Alleine in Tokio, das fast 260 Kilometer von Fukushima entfernt liegt, fanden die Aktivisten bis Oktober 2011 etwa zwanzig Hotspots, an denen die Konzentration von radioaktivem Cäsium so hoch war, dass eine Gesundheitsgefährdung nicht ausgeschlossen werden kann. Vergleichbare systematische und kleinteilige Bodenmessungen der Behörden gibt es bislang nicht. Die Regierung hat anstelle dessen vor allem Luftmessungen von Flugzeugen aus durchgeführt.

Ein Mitglied von greepeace mißt mit einem Geigerzähler die Strahlung in Iitate (Foto: EPA/CHRISTIAN ASLUND/GREENPEACE)
Nicht jeder Geigerzähler erfüllt die hohen Ansprüche der AktivistenBild: picture alliance/dpa

Bei Messungen in Bodennähe erheben die Behörden ihre Daten häufig in einer Höhe von etwa zehn Metern über der Erde, also dort, wo sich Menschen nicht aufhalten. Auch führen Behörden Messungen oft nur an einem Ort durch und verallgemeinern diese für eine ganze Stadt. Safecast hingegen führt alle Messungen in einer Höhe von 1,50 Metern durch, also in etwa dort, wo Menschen Luft atmen. Auch legen die Aktivisten viel genauere Raster an.
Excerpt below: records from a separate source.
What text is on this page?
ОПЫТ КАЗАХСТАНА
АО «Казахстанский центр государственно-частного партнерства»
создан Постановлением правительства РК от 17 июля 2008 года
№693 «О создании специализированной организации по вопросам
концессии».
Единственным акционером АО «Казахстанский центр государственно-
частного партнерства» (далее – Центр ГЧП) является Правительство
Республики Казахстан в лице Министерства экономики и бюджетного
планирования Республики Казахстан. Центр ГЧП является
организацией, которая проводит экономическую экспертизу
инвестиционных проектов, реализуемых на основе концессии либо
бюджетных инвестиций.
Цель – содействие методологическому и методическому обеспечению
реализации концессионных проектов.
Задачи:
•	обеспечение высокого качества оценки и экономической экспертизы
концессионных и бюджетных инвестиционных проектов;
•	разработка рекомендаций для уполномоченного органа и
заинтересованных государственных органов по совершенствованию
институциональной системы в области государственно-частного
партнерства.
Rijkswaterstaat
Die stärkste Belastung geht bei den Hotspots vom Cäsium Isotop 137 aus, welches eine Halbwertszeit von rund 30 Jahren hat und damit noch lange messbar sein wird. Aber auch Cäsium 134, welches bereits nach zwei Jahren die Hälfte seiner Strahlungsintensität verliert, wird noch in einigen Jahren nachweisbar sein.
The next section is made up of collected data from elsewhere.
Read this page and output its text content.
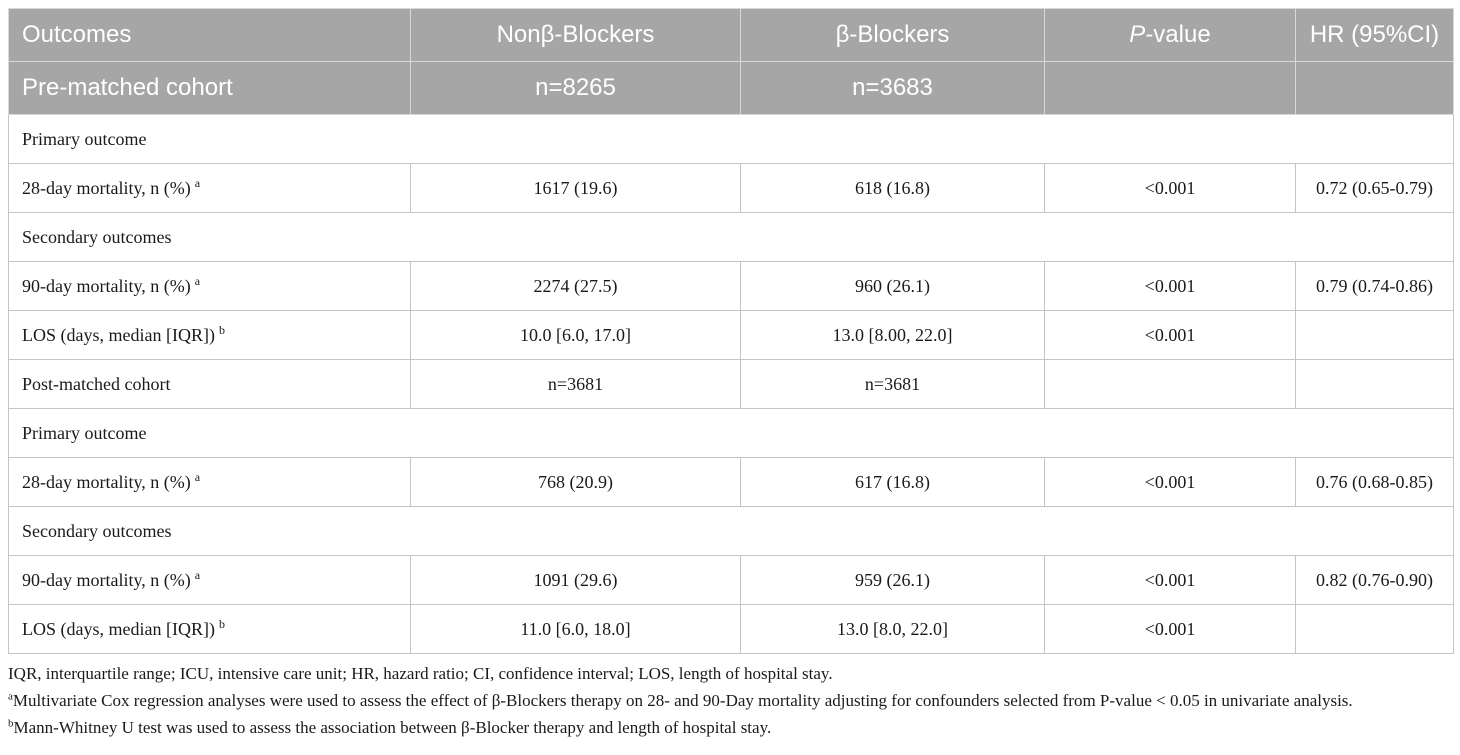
Outcomes	Nonβ-Blockers	β-Blockers	P-value	HR (95%CI)
Pre-matched cohort	n=8265	n=3683		
Primary outcome				
28-day mortality, n (%) $^a$	1617 (19.6)	618 (16.8)	<0.001	0.72 (0.65-0.79)
Secondary outcomes				
90-day mortality, n (%) $^a$	2274 (27.5)	960 (26.1)	<0.001	0.79 (0.74-0.86)
LOS (days, median [IQR]) $^b$	10.0 [6.0, 17.0]	13.0 [8.00, 22.0]	<0.001	
Post-matched cohort	n=3681	n=3681		
Primary outcome				
28-day mortality, n (%) $^a$	768 (20.9)	617 (16.8)	<0.001	0.76 (0.68-0.85)
Secondary outcomes				
90-day mortality, n (%) $^a$	1091 (29.6)	959 (26.1)	<0.001	0.82 (0.76-0.90)
LOS (days, median [IQR]) $^b$	11.0 [6.0, 18.0]	13.0 [8.0, 22.0]	<0.001	

IQR, interquartile range; ICU, intensive care unit; HR, hazard ratio; CI, confidence interval; LOS, length of hospital stay.

$^a$Multivariate Cox regression analyses were used to assess the effect of β-Blockers therapy on 28- and 90-Day mortality adjusting for confounders selected from P-value < 0.05 in univariate analysis.

$^b$Mann-Whitney U test was used to assess the association between β-Blocker therapy and length of hospital stay.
Diese Stoffe sind Beta-Strahler. Das bedeutet, die Strahlung, die sie verursachen, dringt durch ein Stück Papier, oder durch Kleidung praktisch nicht durch. Gefährlich ist Cäsium trotzdem. Seine Radiotoxizität entfaltet das Material, wenn Menschen die Cäsium-Partikel einatmen oder über Speisen und Getränke aufnehmen. Obwohl Safecast-Aktivisten auch einzelne Proben nach den gefährlicheren Isotopen von Plutonium, Strontium und Iridium untersucht haben, konnten sie bislang diese Stoffe nicht finden. Andere Organisationen hatten allerdings vereinzelt auch diese Isotope nach der Atomkratastrophe von Fukushima gemessen.